Economia

Viaggio nell’Italia che lavora (più di tutti nella Ue)

di Giovanni Vasso -


Alla faccia dei luoghi comuni: l’Italia lavora, altroché. In Europa, i lavoratori più instancabili sono gli italiani. Prendete e portate a casa. Altro che cicale, altro che mediterranei sfaccendati che campano di sole, pizza e sussidi europei. L’Eurostat certifica che nel nostro Paese si lavora più che altrove. E, se da un lato ciò ci può far gonfiare il petto d’orgoglio per replicare ai soliti e odiosi cliché che ci piovono in testa dal Nord Europa protestante e frignone, dall’altro deve farci preoccupare. Già, perché oltre a faticare più degli altri, lo facciamo in condizioni peggiori. Specialmente se ci è capitato in sorte di vivere e lavorare nel Mezzogiorno.

Due studi, due report, fanno a pezzi una “narrazione” sballata ma confermano quello che ormai è un leit motiv invincibile da più di un secolo a questa parte. L’Italia lavora ma al Sud le condizioni per farlo sono peggiori che al Nord. È il solito, anzi l’ennesimo, divario. Ma partiamo dal principio. Con l’Eurostat che ha diffuso uno studio secondo cui almeno un lavoratore italiano su dieci ha lavorato 49 ore a settimana, in pratica un giorno in più rispetto all’orario settimanale standard in area Ue. La percentuale di ore lavorate in più rispetto alla media europea è del 7,1%. Tutto questo, chiaramente, con le retribuzioni tra le più basse del Vecchio Continente. Com’era quella vecchia storiella? Lavoreremo un giorno in meno per guadagnare come se avessimo lavorato un giorno in più. Non diteglielo a Romano Prodi, per carità, che la sua profezia si è avverata. Ma al contrario: lavoriamo un giorno in più degli altri europei per guadagnare molto meno di loro. E con l’eterno ricatto della delocalizzazione, delle fabbriche da chiudere e spostare altrove se non arrivano sussidi. Ogni riferimento a Stellantis, a Mirafiori e Pomigliano, non è del tutto casuale.

C’è poi la seconda, e non meno importante, notizia. Che arriva dalla Cgia di Mestre. Secondo cui l’Italia è un Paese diviso (anche) in materia di condizioni di lavoro. Nel senso che i parametri dai quali si misura il benessere aziendale schizzano verso l’alto nella “solita” Lombardia, a Bolzano e nel Nord Est, con il Veneto sugli scudi. Precipita, invece, se si scende geograficamente a sud del fiume Garigliano. Se non fosse per la Sardegna, tutte le Regioni meridionali sarebbero malinconicamente in coda in graduatoria. Peggio di tutte, però, fanno Sicilia, Calabria e Basilicata. I parametri presi in considerazione non sono poi chissà che. Nessuno chiede welfare scandinavo alle nostre imprese. Si tratta di aver preso in considerazione il livello di retribuzione, la trasformazione dei contratti a termine a tempo indeterminato, la possibilità di consentire ai dipendenti orari di lavoro più flessibili, attraverso il ricorso a strumentazioni professionali più innovativi, favorendo gli avanzamenti di carriera e, infine, con l`implementazione di benefit e di welfare aziendale. Quando tutto questo manca, o più prosaicamente quando il dipendente trova di meglio, ecco che sceglie di scappare dal suo posto di lavoro. Lasciando in braghe di tela l’imprenditore Arpagone che risparmia su tutto e poi si ritrova a singhiozzare sui giovani scansafatiche.
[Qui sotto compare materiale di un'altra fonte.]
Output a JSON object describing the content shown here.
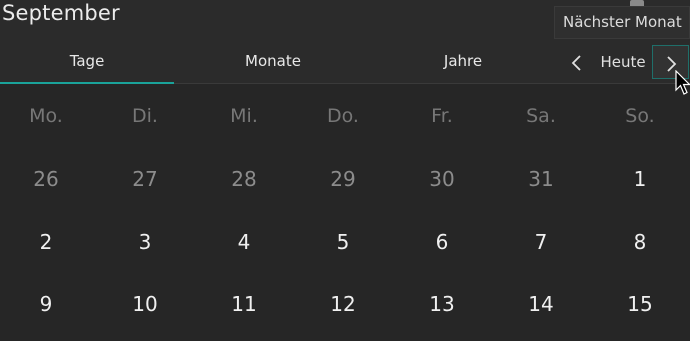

Più realisticamente, accade che del posto fisso, purché sia, non interessa nulla a nessuno. I lavoratori, e quelli italiani più degli altri come ha svelato Eurostat, non hanno paura della fatica, degli impegni e delle responsabilità. Chiedono, però, di poter anche avere una vita, una paga decente. E, se si sentono limitati e oppressi, o comunque non soddisfatti, si rimettono sul mercato e cercano impiego altrove. Solo nel 2022, ci sono state più di un milione di dimissioni volontarie dal lavoro secondo i dati Inps. Non è un record, è la fotografia della great resignation. Dopo anni di precariato subito dai dipendenti, ora sono i datori di lavoro a diventare più precari. Col rischio di ritrovarsi senza addetti, senza lavoratori e quindi con il pericolo di dover limitare, e di molto, il proprio business e la propria produzione. È giunto, in pratica, il momento di mettere mano alla tasca. Soprattutto nel Mezzogiorno d’Italia.